ELWOOD – Abraham Lincoln National Cemetery is getting fewer complaints from funeral goers since the village rerouted truck traffic away from a railroad crossing where funerals and semitrailers often have clashed.
“It’s definitely better. I’m hearing a lot less about it,” said Peter Young, the cemetery director. “We typically get complaints from people with some regularity, but not so much since they’ve made the changes.”
The new route steers trucks away from the Walter Strawn Drive railroad crossing, where semitrailers crashed the gates 47 times in 2013. The location also is a spot where funeral processions have been disrupted by semitrailers.
Increasing truck traffic near the Joliet and Elwood intermodals on Centerpoint Properties, coupled with the crossing’s close proximity to the national cemetery’s main access point at Hoff Road off Route 53, has caused problems for funeral goers for years, he said.
Before the new restrictions, which were put in place May 26, Young said he often would hear of mourners frequently showing up too late, or not at all, for the burials of their relatives and friends after being cut off by an 18-wheeler.

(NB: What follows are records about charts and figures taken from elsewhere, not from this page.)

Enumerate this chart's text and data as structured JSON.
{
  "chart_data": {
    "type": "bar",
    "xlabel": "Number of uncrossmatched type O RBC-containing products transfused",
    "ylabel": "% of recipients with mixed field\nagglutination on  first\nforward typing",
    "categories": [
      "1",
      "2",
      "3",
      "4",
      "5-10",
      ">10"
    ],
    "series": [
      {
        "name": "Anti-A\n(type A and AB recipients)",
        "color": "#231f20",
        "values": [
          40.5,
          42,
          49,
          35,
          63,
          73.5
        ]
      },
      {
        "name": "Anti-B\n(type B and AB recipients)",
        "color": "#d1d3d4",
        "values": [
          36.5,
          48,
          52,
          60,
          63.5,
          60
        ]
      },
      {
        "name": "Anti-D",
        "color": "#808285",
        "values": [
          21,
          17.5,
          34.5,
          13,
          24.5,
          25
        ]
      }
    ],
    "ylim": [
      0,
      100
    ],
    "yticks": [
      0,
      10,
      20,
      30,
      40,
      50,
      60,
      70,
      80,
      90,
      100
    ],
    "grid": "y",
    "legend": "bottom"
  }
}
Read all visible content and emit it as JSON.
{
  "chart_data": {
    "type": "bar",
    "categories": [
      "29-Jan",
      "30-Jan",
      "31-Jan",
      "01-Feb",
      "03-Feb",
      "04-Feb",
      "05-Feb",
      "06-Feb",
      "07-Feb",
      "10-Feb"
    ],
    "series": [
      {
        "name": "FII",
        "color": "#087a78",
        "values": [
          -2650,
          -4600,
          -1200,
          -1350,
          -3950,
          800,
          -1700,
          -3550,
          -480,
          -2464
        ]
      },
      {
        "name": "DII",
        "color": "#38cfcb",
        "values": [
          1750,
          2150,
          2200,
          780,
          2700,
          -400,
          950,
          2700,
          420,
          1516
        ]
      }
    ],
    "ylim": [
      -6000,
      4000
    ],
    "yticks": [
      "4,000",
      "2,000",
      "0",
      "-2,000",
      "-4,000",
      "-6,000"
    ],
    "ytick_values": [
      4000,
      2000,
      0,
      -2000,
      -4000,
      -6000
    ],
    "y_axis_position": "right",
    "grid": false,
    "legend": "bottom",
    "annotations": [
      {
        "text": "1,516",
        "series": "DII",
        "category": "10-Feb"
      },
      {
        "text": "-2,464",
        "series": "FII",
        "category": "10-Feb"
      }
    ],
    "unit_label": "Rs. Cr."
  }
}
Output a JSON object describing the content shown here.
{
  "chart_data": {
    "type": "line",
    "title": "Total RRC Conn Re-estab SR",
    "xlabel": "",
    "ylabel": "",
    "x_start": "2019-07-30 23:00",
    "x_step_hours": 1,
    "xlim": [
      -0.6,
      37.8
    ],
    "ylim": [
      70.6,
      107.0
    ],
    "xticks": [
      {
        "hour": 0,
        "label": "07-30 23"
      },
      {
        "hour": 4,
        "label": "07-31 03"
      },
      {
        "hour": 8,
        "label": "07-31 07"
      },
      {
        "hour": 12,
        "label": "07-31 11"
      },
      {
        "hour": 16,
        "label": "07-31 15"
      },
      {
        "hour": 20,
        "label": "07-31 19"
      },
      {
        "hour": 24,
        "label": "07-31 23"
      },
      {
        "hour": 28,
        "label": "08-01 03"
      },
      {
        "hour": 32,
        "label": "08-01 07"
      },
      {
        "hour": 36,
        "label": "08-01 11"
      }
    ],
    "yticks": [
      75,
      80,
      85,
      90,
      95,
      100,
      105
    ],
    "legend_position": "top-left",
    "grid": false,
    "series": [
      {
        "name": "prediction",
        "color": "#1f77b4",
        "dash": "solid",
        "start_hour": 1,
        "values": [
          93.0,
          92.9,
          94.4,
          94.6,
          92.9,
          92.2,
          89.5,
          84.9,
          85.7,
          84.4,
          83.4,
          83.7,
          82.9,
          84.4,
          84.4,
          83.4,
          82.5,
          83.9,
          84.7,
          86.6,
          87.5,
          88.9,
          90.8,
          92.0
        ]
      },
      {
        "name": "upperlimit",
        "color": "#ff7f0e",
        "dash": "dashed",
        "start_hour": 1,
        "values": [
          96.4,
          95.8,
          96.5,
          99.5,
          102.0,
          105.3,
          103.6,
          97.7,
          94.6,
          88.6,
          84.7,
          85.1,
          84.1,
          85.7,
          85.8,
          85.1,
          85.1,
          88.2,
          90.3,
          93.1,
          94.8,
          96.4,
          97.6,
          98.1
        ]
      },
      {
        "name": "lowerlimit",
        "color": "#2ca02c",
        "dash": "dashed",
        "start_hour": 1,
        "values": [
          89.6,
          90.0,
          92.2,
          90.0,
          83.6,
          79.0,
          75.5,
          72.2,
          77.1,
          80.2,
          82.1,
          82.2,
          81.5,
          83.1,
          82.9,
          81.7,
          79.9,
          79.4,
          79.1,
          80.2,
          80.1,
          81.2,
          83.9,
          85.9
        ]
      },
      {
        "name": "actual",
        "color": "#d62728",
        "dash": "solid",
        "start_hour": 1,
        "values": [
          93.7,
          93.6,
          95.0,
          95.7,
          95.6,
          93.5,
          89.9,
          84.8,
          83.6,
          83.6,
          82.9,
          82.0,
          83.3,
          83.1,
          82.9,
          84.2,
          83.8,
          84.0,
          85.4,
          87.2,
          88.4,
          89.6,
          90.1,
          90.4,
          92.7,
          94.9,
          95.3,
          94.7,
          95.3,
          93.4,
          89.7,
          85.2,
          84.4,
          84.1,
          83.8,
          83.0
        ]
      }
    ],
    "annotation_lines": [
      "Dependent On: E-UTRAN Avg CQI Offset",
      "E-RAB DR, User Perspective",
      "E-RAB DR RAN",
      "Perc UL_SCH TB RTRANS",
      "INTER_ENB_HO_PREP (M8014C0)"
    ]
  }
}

“Because of the amount of truck traffic and the funeral processions coming down 53, we have trucks cut them off. Are they aware it’s a funeral procession? I don’t know. Do they know they’re disrupting? I don’t know. But people do complain about it, no question,” he said.
For years, trucks have often used Route 53 and Walter Strawn Drive as a shortcut to reach Joliet’s Union Pacific Intermodal, but that’s no longer an option with the village’s new prohibition of certain turns.
Village officials say the restrictions were put in place amid public safety concerns at the crossing. In some cases, trucks waiting for funeral processions were stuck on the tracks and drove through the gates to avoid trains.
The situation is unique given that the veterans cemetery sees anywhere from 15 to 25 processions each day, with Mondays and Fridays being peak periods.
Despite Young’s support, the reroute has been denounced by several business groups and trucking associations who say truckers now have to travel miles out of the way to reach their destination.
Young sent a letter to the village last week in support of the recent traffic reroute, noting “the chaos and disrespect shown previously by the trucks have decreased substantially in a short time.”
“While I get it from the economic standpoint, it can be tough trying to explain it to the grieving family members,” he said.
A traffic count will be conducted this week by the Chicago-based engineering firm, Baxter & Woodman, said Max Bosso, director of engineering and public works in Elwood. The change in traffic flow is expected to reduce the number of vehicles along Walter Strawn by 1,000 to 2,000 a day.